What's left of several outer buildings dot the hillside around them, their existence only hinted at by the sketchy outlines of foundations - a lump of stone jutting from the ground here, a line of discolored soil and crumbled chalk there. But the monastery itself has not been so thoroughly destroyed by the unkind hands of time: still the skeleton of the building stands, round as a gigantic beehive, falling apart by slow degrees. The stones that built it are carved into perfect, equal bricks and stuck together with mortar so tough that it even outlasts the stones themselves in some places, creating stretches of wall that look like nothing so much as hardened nets, or megalithic spiderwebs.
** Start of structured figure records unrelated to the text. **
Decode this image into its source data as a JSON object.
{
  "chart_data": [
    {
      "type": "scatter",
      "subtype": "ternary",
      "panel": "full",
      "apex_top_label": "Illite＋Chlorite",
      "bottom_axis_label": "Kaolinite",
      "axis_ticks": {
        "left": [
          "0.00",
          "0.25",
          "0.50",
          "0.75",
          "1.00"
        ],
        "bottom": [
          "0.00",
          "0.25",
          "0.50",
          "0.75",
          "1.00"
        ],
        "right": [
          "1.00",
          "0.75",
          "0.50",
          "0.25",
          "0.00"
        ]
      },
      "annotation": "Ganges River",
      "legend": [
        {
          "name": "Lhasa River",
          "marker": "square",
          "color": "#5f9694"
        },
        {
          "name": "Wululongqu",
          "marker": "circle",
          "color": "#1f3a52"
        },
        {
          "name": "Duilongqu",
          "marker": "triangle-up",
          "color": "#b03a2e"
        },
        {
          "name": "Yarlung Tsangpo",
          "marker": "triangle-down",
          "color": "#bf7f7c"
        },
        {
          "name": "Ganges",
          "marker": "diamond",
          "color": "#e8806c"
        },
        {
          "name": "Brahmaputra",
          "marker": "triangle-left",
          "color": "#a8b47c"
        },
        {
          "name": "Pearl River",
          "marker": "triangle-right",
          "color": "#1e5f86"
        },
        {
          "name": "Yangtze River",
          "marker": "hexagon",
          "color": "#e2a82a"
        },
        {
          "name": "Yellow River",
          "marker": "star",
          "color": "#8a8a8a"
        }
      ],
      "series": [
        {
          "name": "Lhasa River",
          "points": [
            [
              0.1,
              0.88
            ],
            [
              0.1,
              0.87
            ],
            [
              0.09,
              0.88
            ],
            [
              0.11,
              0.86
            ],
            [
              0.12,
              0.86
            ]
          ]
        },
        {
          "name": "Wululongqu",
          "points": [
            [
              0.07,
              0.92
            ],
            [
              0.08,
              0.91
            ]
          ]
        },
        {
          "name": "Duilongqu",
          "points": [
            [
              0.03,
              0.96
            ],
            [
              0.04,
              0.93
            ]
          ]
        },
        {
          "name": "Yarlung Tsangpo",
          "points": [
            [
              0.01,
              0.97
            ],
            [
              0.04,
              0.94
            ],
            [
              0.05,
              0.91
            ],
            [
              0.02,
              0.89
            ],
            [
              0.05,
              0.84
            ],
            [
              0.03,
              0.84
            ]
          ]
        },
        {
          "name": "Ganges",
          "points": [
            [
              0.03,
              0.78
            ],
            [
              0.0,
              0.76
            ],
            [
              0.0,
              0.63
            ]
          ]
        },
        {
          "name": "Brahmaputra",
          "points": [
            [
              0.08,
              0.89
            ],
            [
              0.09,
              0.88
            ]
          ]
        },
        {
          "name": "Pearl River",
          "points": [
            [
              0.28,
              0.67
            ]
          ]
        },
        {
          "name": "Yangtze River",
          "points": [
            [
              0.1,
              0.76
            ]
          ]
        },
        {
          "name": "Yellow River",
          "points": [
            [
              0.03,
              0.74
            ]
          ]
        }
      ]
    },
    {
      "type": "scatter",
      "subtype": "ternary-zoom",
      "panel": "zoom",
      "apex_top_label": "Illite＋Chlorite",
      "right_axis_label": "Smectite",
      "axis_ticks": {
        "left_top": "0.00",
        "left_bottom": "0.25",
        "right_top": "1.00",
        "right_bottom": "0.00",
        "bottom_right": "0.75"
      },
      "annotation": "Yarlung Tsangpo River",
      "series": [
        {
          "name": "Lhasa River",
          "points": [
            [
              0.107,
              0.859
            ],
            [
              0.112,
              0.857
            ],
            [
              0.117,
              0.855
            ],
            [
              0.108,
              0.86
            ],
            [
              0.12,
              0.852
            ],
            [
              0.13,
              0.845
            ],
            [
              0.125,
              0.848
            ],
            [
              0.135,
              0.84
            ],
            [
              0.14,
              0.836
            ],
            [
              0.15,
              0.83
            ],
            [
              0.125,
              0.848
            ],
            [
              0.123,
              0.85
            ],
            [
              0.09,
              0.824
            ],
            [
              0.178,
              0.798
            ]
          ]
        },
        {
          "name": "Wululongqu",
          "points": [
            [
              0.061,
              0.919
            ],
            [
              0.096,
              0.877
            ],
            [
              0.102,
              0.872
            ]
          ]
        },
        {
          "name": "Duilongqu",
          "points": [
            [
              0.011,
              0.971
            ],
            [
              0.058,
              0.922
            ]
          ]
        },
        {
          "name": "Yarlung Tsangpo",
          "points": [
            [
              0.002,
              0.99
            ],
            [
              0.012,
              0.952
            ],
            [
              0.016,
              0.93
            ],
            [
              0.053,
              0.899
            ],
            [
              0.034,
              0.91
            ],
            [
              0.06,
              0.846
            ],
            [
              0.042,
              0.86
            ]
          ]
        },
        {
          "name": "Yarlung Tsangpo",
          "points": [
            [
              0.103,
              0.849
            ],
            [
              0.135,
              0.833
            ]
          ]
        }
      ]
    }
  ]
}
The roof had once been made of stone and mortar too, but it has mostly fallen in by now. The inside of the building is relatively bright because of this; if you look up, you can still see the purple-blue of the late summer sky shining like the round reflection at the bottom of a well above you.

Ardan steps carefully over some fallen masonry as she follows behind her mentor. She squints against the sunlight as she looks up at the back of his golden-haired head. She doesn't dare ask when they will stop: her teacher does not take well to being questioned.